Joy Ride

It is a joy to watch “Joy Ride,” a thriller that appears fresh not by breaking the rules but by actually following them. Since most thrillers ignore matters of logic, character and pacing, “Joy Ride” is an innovation because it doesn’t.

It’s about a college student named Lewis (Paul Walker) who embarks on a spring break road trip to see about turning his relationship with his life-long friend Venna (Leelee Sobieski) into something less platonic.

On the way from California to Colorado, he stops in Salt Lake City to fetch his estranged brother Fuller (Steve Zahn), who is in jail for being drunk and disorderly. The two haven’t had much to do with each other in recent years, but they get along well enough. Fuller is promising to clean himself up and be a little more responsible.

He takes a step or two backward, though, when he installs a CB radio — “a prehistoric Internet” — in Lewis’ car and convinces Lewis to help him play pranks with it. Lewis adopts a falsetto voice and tells a gruff-sounding trucker called “Rusty Nail” that he’s a gorgeous woman named Candy Cane who is waiting to meet him at a Wyoming motel.

They give him the number of the room next to theirs so they can peer through the window at the hilarity when he shows up and is met by someone who has no idea what’s going on. Alas, Rusty Nail turns out to be psychotic and nearly kills the guy (don’t worry, we’ve already been shown that he’s a jerk). Next thing you know, he’s calling for Candy Cane on the radio and hunting down the guys responsible for embarrassing him. Let the deadly games of cat-and-mouse begin!

The most noticeable thing that sets “Joy Ride” apart is its sense of humor: It has one, and it’s not ironic. Casting Steve Zahn — one of the funniest men on the planet — in the lead role was good thinking, but the script (by Clay Tarver and Jeffrey Abrams) is full of funny lines anyway, and none of them is about scary movies. No self-referential, post-“Scream” dialogue about how characters in movies always act, or how the bad guys are never as dead as you think they are. The humor is here because the characters are like real people who crack jokes sometimes and get scared other times.

The other major difference is that none of the characters does anything particularly stupid. Most horror films are fueled by a protagonist doing something dumb that no real person would ever do, but here, Fuller and Lewis get into their situation rather innocently. Their subsequent behavior is logical, too, which makes the whole thing infinitely scarier. This isn’t a nightmare that could only happen to movie morons. This is something that could happen to smart people like us, too!

Let us also remember this lesson: The less you see of the bad guy, the more frightening he is. Restraint is better than excess.

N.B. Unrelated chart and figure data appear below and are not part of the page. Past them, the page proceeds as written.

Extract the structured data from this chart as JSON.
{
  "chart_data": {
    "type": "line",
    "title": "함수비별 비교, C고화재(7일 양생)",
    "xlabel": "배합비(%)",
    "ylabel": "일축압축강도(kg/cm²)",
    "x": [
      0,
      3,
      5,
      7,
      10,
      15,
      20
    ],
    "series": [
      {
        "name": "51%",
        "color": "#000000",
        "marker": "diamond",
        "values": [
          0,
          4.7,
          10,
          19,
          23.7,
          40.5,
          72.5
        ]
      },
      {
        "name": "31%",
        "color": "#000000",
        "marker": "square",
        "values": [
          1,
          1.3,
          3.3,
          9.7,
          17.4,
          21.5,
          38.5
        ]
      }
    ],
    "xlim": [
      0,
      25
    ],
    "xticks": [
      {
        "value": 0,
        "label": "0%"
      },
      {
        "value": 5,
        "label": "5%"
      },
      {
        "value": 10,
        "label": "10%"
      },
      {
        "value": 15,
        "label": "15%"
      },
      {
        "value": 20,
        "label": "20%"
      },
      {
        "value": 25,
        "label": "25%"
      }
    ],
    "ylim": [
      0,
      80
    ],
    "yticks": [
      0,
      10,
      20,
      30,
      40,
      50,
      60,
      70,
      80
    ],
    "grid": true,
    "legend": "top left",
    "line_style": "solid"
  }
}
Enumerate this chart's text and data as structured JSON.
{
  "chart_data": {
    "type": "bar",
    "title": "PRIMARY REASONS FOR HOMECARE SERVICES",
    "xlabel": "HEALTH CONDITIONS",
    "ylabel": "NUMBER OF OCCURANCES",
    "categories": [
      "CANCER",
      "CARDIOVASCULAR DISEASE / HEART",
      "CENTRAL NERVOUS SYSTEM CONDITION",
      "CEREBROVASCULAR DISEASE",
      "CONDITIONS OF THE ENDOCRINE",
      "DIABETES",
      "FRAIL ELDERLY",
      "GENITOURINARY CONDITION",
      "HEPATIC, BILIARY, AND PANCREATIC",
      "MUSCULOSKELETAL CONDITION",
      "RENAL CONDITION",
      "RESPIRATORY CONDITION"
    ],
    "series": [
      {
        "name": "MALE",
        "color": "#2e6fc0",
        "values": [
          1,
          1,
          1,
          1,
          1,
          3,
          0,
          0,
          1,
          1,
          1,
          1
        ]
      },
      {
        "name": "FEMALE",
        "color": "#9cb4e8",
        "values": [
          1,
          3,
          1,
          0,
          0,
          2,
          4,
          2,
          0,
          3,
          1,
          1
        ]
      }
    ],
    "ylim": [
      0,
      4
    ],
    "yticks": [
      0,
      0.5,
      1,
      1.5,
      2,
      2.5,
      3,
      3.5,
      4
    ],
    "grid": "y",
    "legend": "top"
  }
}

Steve Zahn’s wit and nice-guy energy go without saying, and Paul Walker delivers a likable performance as his brother. Leelee Sobieski remains winsome and pleasant, too. The trio are a fine ensemble.

Director John Dahl (“Rounders”) maneuvers a snappy U-turn halfway through, where the crisis apparently is averted, but we know better. And then there are a few scenes that would seem irrelevant, except that they’re so much fun. When the action picks up again, we’re not surprised, but we weren’t tapping our feet impatiently, either.

The film’s only downfall is its last 10 seconds. Unsatisfied with a crackerjack movie and a solid conclusion, they had to throw in an unoriginal “twist” that hurts more than it helps. A movie this clever and fun should have had more confidence in itself. Aside from those final 10 seconds, it’s up there among the most enjoyable thrillers in recent memory.